England captain Stuart Broad says his team are "gutted" after being knocked out of the World Twenty20 in Sri Lanka.
The defending champions suffered a 19-run defeat against the hosts to miss out on a place in the semi-finals.
"Coming to the ground today, we had a good feeling that we could go far," said a disappointed Broad.
"I thought we had the power to go far in this tournament but, with a young side, you get good performances and you get some average ones."
England had given themselves a chance of qualifying for the semi-finals with an impressive
six-wicket win against New Zealand on Saturday,
but they fell short against Sri Lanka.
Samit Patel hit a maiden international T20 half-century, but Lasith Malinga claimed five wickets for the hosts, including three in one over.
Chasing Sri Lanka's 169-6, Patel scored a classy 67 but England finished on 150-9 after recovering from 18-3 in Pallekele.
England's batting at World T20
Luke Wright, aged 27, 193 runs at a 48.25 average
Eoin Morgan, 26, 140 at 35.00
Alex Hales, 23, 124 at 24.80
Samit Patel, 27, 67 at 67.00
Joss Buttler, 22, 40 at 13.33
Craig Kieswetter, 24, 39 at 9.75
Jonny Bairstow, 23, 38 at 9.50
"Our fielding hasn't been as good as it could have been, our death bowling let us down on the odd occasion and early wickets have hurt us," said Broad, who added that England must learn from their mistakes.
"We lost three wickets in an over today which really damaged us, but we have to look at the positives, too. Samit played an excellent knock, certainly against the spin, and Steven Finn's been fantastic for us in this tournament."
England began their campaign with an easy win over Afghanistan, but were crushed by 90 runs in their next game against India.

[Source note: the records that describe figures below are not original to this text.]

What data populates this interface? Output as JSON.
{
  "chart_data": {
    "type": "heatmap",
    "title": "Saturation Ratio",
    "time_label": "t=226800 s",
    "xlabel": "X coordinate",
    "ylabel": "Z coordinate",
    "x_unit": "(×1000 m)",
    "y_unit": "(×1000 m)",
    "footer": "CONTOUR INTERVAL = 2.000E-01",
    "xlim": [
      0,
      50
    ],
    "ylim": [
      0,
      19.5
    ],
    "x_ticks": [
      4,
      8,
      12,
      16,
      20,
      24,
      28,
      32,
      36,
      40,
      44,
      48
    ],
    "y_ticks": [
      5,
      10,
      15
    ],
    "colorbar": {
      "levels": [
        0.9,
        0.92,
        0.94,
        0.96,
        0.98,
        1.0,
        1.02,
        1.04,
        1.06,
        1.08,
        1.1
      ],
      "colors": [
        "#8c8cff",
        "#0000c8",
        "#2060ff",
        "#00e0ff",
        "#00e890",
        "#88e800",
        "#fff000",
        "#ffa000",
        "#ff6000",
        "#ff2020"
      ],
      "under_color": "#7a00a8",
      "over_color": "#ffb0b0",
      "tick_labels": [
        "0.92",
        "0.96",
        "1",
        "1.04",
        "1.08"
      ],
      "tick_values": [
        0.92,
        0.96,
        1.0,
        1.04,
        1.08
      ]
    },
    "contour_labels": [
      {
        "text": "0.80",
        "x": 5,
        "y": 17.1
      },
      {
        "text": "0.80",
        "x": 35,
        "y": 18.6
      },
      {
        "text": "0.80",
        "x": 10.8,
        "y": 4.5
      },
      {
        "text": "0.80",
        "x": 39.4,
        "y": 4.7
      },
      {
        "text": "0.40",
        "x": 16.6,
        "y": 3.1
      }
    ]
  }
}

A 15-run defeat against West Indies followed, before they gave themselves a chance of making the last four with a six-wicket win over New Zealand.
England's batting let them down against India, West Indies and Sri Lanka, but Broad sees a bright future for his team as they look to the next World Cup in 2014, which takes place in Bangladesh.

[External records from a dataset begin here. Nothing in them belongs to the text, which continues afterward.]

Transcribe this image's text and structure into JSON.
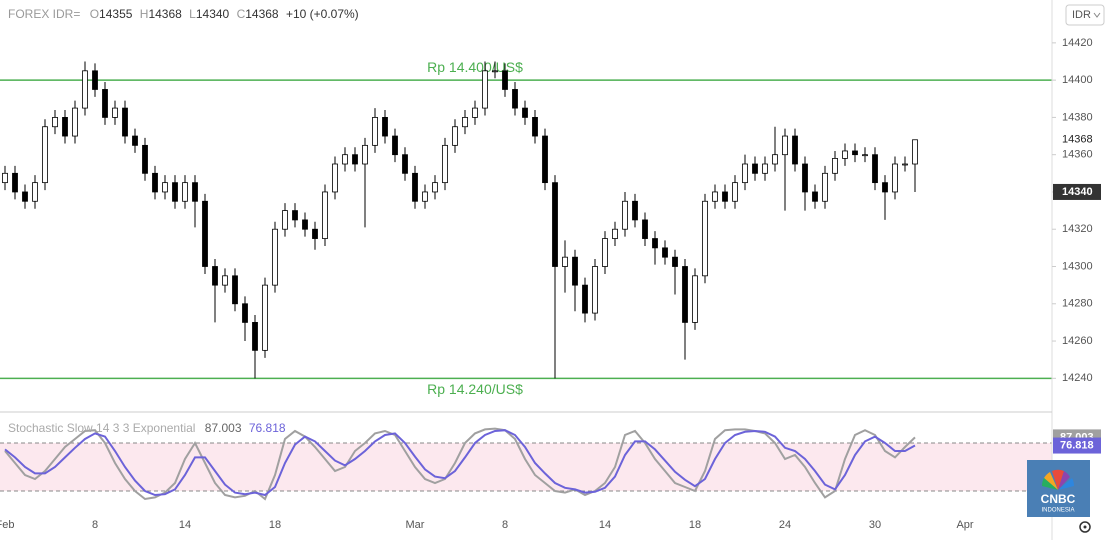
{
  "header": {
    "symbol": "FOREX IDR=",
    "labels": [
      "O",
      "H",
      "L",
      "C"
    ],
    "change": "+10 (+0.07%)",
    "currency": "IDR",
    "logo": "CNBC",
    "logo_sub": "INDONESIA"
  },
  "chart_data": [
    {
      "type": "candlestick",
      "categories": [
        "Feb",
        null,
        null,
        null,
        null,
        null,
        null,
        null,
        null,
        "8",
        null,
        null,
        null,
        null,
        null,
        null,
        null,
        null,
        "14",
        null,
        null,
        null,
        null,
        null,
        null,
        null,
        null,
        "18",
        null,
        null,
        null,
        null,
        null,
        null,
        null,
        null,
        null,
        null,
        null,
        null,
        null,
        "Mar",
        null,
        null,
        null,
        null,
        null,
        null,
        null,
        null,
        "8",
        null,
        null,
        null,
        null,
        null,
        null,
        null,
        null,
        null,
        "14",
        null,
        null,
        null,
        null,
        null,
        null,
        null,
        null,
        "18",
        null,
        null,
        null,
        null,
        null,
        null,
        null,
        null,
        "24",
        null,
        null,
        null,
        null,
        null,
        null,
        null,
        null,
        "30",
        null,
        null,
        null,
        null,
        null,
        null,
        null,
        null,
        "Apr",
        null,
        null,
        null
      ],
      "open": [
        14345,
        14350,
        14340,
        14335,
        14345,
        14375,
        14380,
        14370,
        14385,
        14405,
        14395,
        14380,
        14385,
        14370,
        14365,
        14350,
        14340,
        14345,
        14335,
        14345,
        14335,
        14300,
        14290,
        14295,
        14280,
        14270,
        14255,
        14290,
        14320,
        14330,
        14325,
        14320,
        14315,
        14340,
        14355,
        14360,
        14355,
        14365,
        14380,
        14370,
        14360,
        14350,
        14335,
        14340,
        14345,
        14365,
        14375,
        14380,
        14385,
        14405,
        14405,
        14395,
        14385,
        14380,
        14370,
        14345,
        14300,
        14305,
        14290,
        14275,
        14300,
        14315,
        14320,
        14335,
        14325,
        14315,
        14310,
        14305,
        14300,
        14270,
        14295,
        14335,
        14340,
        14335,
        14345,
        14355,
        14350,
        14355,
        14360,
        14370,
        14355,
        14340,
        14335,
        14350,
        14358,
        14362,
        14360,
        14360,
        14345,
        14340,
        14355,
        14355,
        null,
        null,
        null,
        null,
        null,
        null,
        null,
        null
      ],
      "high": [
        14354,
        14354,
        14344,
        14349,
        14379,
        14384,
        14384,
        14389,
        14410,
        14409,
        14399,
        14389,
        14389,
        14374,
        14369,
        14354,
        14349,
        14349,
        14349,
        14349,
        14339,
        14304,
        14299,
        14299,
        14284,
        14274,
        14294,
        14324,
        14334,
        14334,
        14329,
        14324,
        14344,
        14359,
        14364,
        14364,
        14369,
        14385,
        14384,
        14374,
        14364,
        14354,
        14344,
        14349,
        14369,
        14379,
        14384,
        14389,
        14410,
        14410,
        14409,
        14399,
        14389,
        14384,
        14374,
        14349,
        14314,
        14309,
        14294,
        14304,
        14319,
        14324,
        14340,
        14339,
        14329,
        14319,
        14314,
        14309,
        14304,
        14299,
        14339,
        14344,
        14344,
        14349,
        14360,
        14359,
        14359,
        14375,
        14374,
        14374,
        14359,
        14344,
        14354,
        14362,
        14366,
        14366,
        14364,
        14364,
        14349,
        14359,
        14359,
        14368,
        null,
        null,
        null,
        null,
        null,
        null,
        null,
        null
      ],
      "low": [
        14341,
        14336,
        14331,
        14331,
        14341,
        14371,
        14366,
        14366,
        14381,
        14391,
        14376,
        14376,
        14366,
        14361,
        14346,
        14336,
        14336,
        14331,
        14331,
        14321,
        14296,
        14270,
        14286,
        14276,
        14260,
        14240,
        14251,
        14286,
        14316,
        14321,
        14316,
        14309,
        14311,
        14336,
        14351,
        14351,
        14321,
        14361,
        14366,
        14356,
        14346,
        14331,
        14331,
        14336,
        14341,
        14361,
        14371,
        14376,
        14381,
        14401,
        14391,
        14381,
        14376,
        14366,
        14341,
        14240,
        14286,
        14276,
        14270,
        14271,
        14296,
        14311,
        14316,
        14321,
        14311,
        14301,
        14301,
        14285,
        14250,
        14266,
        14291,
        14331,
        14331,
        14331,
        14341,
        14346,
        14346,
        14351,
        14330,
        14351,
        14330,
        14331,
        14331,
        14346,
        14354,
        14356,
        14356,
        14341,
        14325,
        14336,
        14351,
        14340,
        null,
        null,
        null,
        null,
        null,
        null,
        null,
        null
      ],
      "close": [
        14350,
        14340,
        14335,
        14345,
        14375,
        14380,
        14370,
        14385,
        14405,
        14395,
        14380,
        14385,
        14370,
        14365,
        14350,
        14340,
        14345,
        14335,
        14345,
        14335,
        14300,
        14290,
        14295,
        14280,
        14270,
        14255,
        14290,
        14320,
        14330,
        14325,
        14320,
        14315,
        14340,
        14355,
        14360,
        14355,
        14365,
        14380,
        14370,
        14360,
        14350,
        14335,
        14340,
        14345,
        14365,
        14375,
        14380,
        14385,
        14405,
        14405,
        14395,
        14385,
        14380,
        14370,
        14345,
        14300,
        14305,
        14290,
        14275,
        14300,
        14315,
        14320,
        14335,
        14325,
        14315,
        14310,
        14305,
        14300,
        14270,
        14295,
        14335,
        14340,
        14335,
        14345,
        14355,
        14350,
        14355,
        14360,
        14370,
        14355,
        14340,
        14335,
        14350,
        14358,
        14362,
        14360,
        14360,
        14345,
        14340,
        14355,
        14355,
        14368,
        null,
        null,
        null,
        null,
        null,
        null,
        null,
        null
      ],
      "up_color": "#ffffff",
      "down_color": "#000000",
      "ylim": [
        14223,
        14443
      ],
      "yticks": [
        14240,
        14260,
        14280,
        14300,
        14320,
        14340,
        14360,
        14380,
        14400,
        14420
      ],
      "hlines": [
        {
          "value": 14400,
          "label": "Rp 14.400/US$"
        },
        {
          "value": 14240,
          "label": "Rp 14.240/US$"
        }
      ],
      "hline_color": "#4caf50",
      "last_price": 14368,
      "marker_price": 14340
    },
    {
      "type": "line",
      "title": "Stochastic Slow 14 3 3 Exponential",
      "series": [
        {
          "color": "#a0a0a0",
          "values": [
            70,
            55,
            40,
            35,
            45,
            60,
            75,
            85,
            95,
            96,
            80,
            55,
            35,
            20,
            10,
            12,
            18,
            30,
            60,
            80,
            55,
            30,
            15,
            12,
            14,
            20,
            10,
            40,
            85,
            95,
            88,
            75,
            60,
            45,
            50,
            70,
            80,
            92,
            95,
            90,
            70,
            50,
            35,
            30,
            35,
            55,
            80,
            92,
            97,
            98,
            96,
            85,
            60,
            40,
            30,
            20,
            18,
            22,
            15,
            20,
            30,
            50,
            90,
            95,
            80,
            60,
            45,
            30,
            25,
            20,
            45,
            85,
            96,
            97,
            97,
            95,
            92,
            80,
            60,
            65,
            50,
            30,
            12,
            20,
            60,
            90,
            96,
            90,
            70,
            62,
            75,
            87.003,
            null,
            null,
            null,
            null,
            null,
            null,
            null,
            null
          ]
        },
        {
          "color": "#6c63d9",
          "values": [
            72,
            62,
            50,
            42,
            42,
            50,
            62,
            74,
            85,
            92,
            88,
            70,
            50,
            33,
            20,
            15,
            16,
            22,
            40,
            62,
            62,
            45,
            28,
            18,
            16,
            18,
            15,
            25,
            55,
            78,
            88,
            82,
            70,
            58,
            52,
            60,
            70,
            82,
            90,
            92,
            80,
            63,
            47,
            38,
            36,
            45,
            62,
            80,
            90,
            95,
            96,
            90,
            75,
            55,
            42,
            30,
            24,
            22,
            18,
            19,
            24,
            38,
            65,
            82,
            82,
            72,
            58,
            44,
            34,
            26,
            35,
            60,
            80,
            90,
            94,
            95,
            94,
            88,
            74,
            70,
            60,
            45,
            28,
            22,
            40,
            65,
            82,
            88,
            80,
            70,
            70,
            76.818,
            null,
            null,
            null,
            null,
            null,
            null,
            null,
            null
          ]
        }
      ],
      "ylim": [
        -10,
        117.5
      ],
      "levels": [
        20,
        80
      ],
      "band_color": "#fce8ee"
    }
  ]
}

"I have learned that we have got a very exciting group of young guys," said Broad. "We have been a little bit too inconsistent but we are learning from every game and that is important."
Coach Andy Flower also maintains there are positives to take from the campaign, despite the early exit.
Flower said: "These young players would have got a great deal out of it but, as everyone knows, world tournaments aren't there for the learning curve, they are there to win and we haven't done that.
"I think the group of players we have here are a very talented bunch and very young. We probably lacked a little experience, certainly in the batting department, but some of the guys acquitted themselves very well."